WikiLeaks accused Australia of issuing an official order to Australian media to suppress any information involving multinational bribery allegations against international leaders in the country. The order was allegedly issued in the name of national security.
It was whistleblower Julian Assange who published a detailed report on Wednesday, July 30 about the "unprecedented gag order" which Tony Abbott's government issued. The Supreme Court's criminal division in Victoria, Melbourne allegedly issued the order for preventing "damage to Australia's international relations that may be caused by the publication of material that may damage the reputations of specified individuals who are not the subject of charges in these proceedings."

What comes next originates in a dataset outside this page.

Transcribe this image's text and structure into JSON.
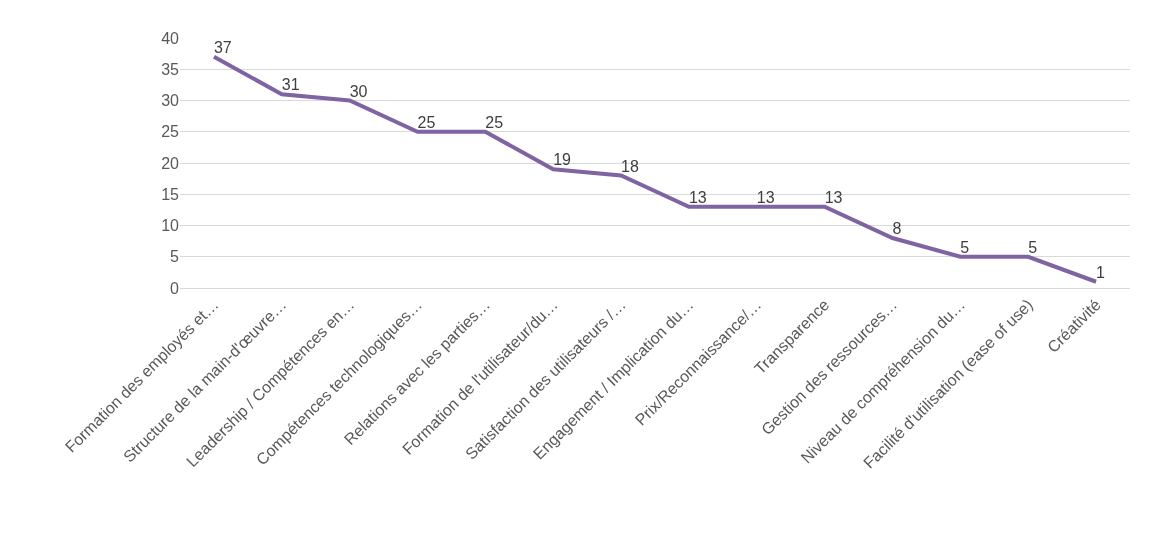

The Australian media was asked not to publish any material related to a criminal case which involved the Reserve Bank of Australia as well as high-ranked officials from Vietnam, Indonesia and Malaysia. The graft case allegedly involved multi-million dollar bribery charges. According to WikiLeaks, it was an effort to conceal "the largest high-level corruption case in Australia."
Assange called the order "the worst in living memory" and said that the Australian government was engaged in an effort of "blindfolding the Australian public." "Foreign Minister Julie Bishop must explain why she is threatening every Australian with imprisonment in an attempt to cover up an embarrassing corruption scandal involving the Australian government," Assange said.
WikiLeaks also mentioned that the last reported case of Australia issuing such a "blanket suppression order" was in 1995 when there was a joint spying operation took place against the Chinese Embassy in Canberra by the U.S.-Australian intelligence.
Assange, on the other hand, clarified the "concept" of protecting "national security." "The concept of 'national security' is not meant to serve as a blanket phrase to cover up serious corruption allegations involving government officials, in Australia or elsewhere," he said, "It is in the public interest for the press to be able to report on this case, which concerns the subsidiaries of the Australian central bank."